1. U.S. Department of Transportation, Federal Aviation Administration, National Plan of Integrated Airport Systems (1998-2002) (Washington, DC: 1999).

Highway Conditions

Overall, in 1999, 44 percent of the nation's roads were classified as being in good or very good condition and 17 percent as mediocre or poor; the rest were classified as fair (table 1). The generally poorer condition of urban roads, as compared with rural roads, can be attributed to the higher levels of traffic they carry. Since 1993, the condition of all roadways shows only modest improvement with rural areas outpacing urban areas [1].

In 1999, about 30 percent of urban Interstates were in poor or mediocre condition, as measured using Interstate standards (which are higher than standards for other types of roads). By contrast, only 16 percent of rural Interstate miles were classified as poor or mediocre.
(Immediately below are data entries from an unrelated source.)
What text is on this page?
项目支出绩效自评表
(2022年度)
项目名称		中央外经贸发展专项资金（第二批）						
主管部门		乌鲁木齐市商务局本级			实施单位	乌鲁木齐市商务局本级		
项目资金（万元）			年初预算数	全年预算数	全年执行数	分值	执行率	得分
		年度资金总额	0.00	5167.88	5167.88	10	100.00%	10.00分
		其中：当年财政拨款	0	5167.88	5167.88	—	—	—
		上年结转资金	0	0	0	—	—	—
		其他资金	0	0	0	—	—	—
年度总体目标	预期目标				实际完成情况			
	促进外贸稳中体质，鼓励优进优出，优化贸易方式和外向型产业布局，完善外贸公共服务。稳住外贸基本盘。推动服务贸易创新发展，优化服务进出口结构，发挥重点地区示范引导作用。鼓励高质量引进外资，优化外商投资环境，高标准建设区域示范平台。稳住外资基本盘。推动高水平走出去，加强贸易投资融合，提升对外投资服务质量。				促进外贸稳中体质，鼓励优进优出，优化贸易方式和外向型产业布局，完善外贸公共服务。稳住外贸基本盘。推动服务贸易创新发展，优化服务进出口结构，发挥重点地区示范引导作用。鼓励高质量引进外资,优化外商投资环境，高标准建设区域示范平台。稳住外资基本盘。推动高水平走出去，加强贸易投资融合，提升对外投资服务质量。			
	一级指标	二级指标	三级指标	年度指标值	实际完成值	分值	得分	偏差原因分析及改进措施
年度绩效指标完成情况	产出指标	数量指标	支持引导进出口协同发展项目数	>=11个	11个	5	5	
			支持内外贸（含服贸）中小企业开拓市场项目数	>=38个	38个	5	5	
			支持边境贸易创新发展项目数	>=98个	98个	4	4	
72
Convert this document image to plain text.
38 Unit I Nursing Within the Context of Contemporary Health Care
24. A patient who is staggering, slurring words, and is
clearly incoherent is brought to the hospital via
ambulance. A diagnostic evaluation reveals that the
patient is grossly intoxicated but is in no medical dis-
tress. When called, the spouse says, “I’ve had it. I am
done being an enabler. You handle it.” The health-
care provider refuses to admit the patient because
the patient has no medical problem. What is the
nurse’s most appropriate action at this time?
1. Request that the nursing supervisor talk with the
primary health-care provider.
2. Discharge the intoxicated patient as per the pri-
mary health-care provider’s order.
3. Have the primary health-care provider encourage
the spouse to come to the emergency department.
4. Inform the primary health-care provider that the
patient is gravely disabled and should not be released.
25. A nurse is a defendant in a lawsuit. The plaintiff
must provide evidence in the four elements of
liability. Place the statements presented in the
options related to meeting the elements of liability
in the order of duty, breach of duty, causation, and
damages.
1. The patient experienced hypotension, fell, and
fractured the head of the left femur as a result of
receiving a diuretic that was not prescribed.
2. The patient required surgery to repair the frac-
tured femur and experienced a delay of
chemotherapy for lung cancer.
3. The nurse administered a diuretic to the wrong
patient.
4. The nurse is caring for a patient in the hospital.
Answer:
Despite continued growth in vehicle travel, some improvement can be seen in the condition of urban Interstates since 1993, when more than 40 percent were classified as poor or mediocre (figure 1).

1. U.S. Department of Transportation, Federal Highway Administration, Highway Statistics (Washington, DC: Annual issues).

Bridge Conditions

The condition of bridges nationwide has improved markedly since 1990. Of the nearly 600,000 roadway bridges in 1999, about 29 percent were found to be structurally deficient or functionally obsolete, compared with 42 percent in 1990. About 15 percent of all bridges were structurally deficient and 14 percent functionally obsolete in 1999 [1]. Structurally deficient bridges are those that are restricted to light vehicles, require immediate rehabilitation to remain open, or are closed. Functionally obsolete bridges are those with deck geometry (e.g., lane width), load carrying capacity, clearance, or approach roadway alignment that no longer meet the criteria for the system of which the bridge is a part. Overall in the 1990s, there was a greater reduction in the number and share of structurally deficient bridges than those deemed to be functionally obsolete (figure 1).

Overall, bridges in rural areas suffer more from structural deficiencies than functional obsolescence, whereas the reverse is true in urban areas (see map and table 1). Nearly one-quarter of bridges in rural areas that support local roads were structurally deficient and one-fifth of urban Interstate bridges were functionally obsolete in 1999. Nevertheless, a large number of both structurally deficient and functionally obsolete bridges support local roads in rural areas [1].

1. U.S. Department of Transportation, Federal Highway Administration, Office of Engineering, Bridge Division, National Bridge Inventory database, available at, as of Oct. 27, 2000.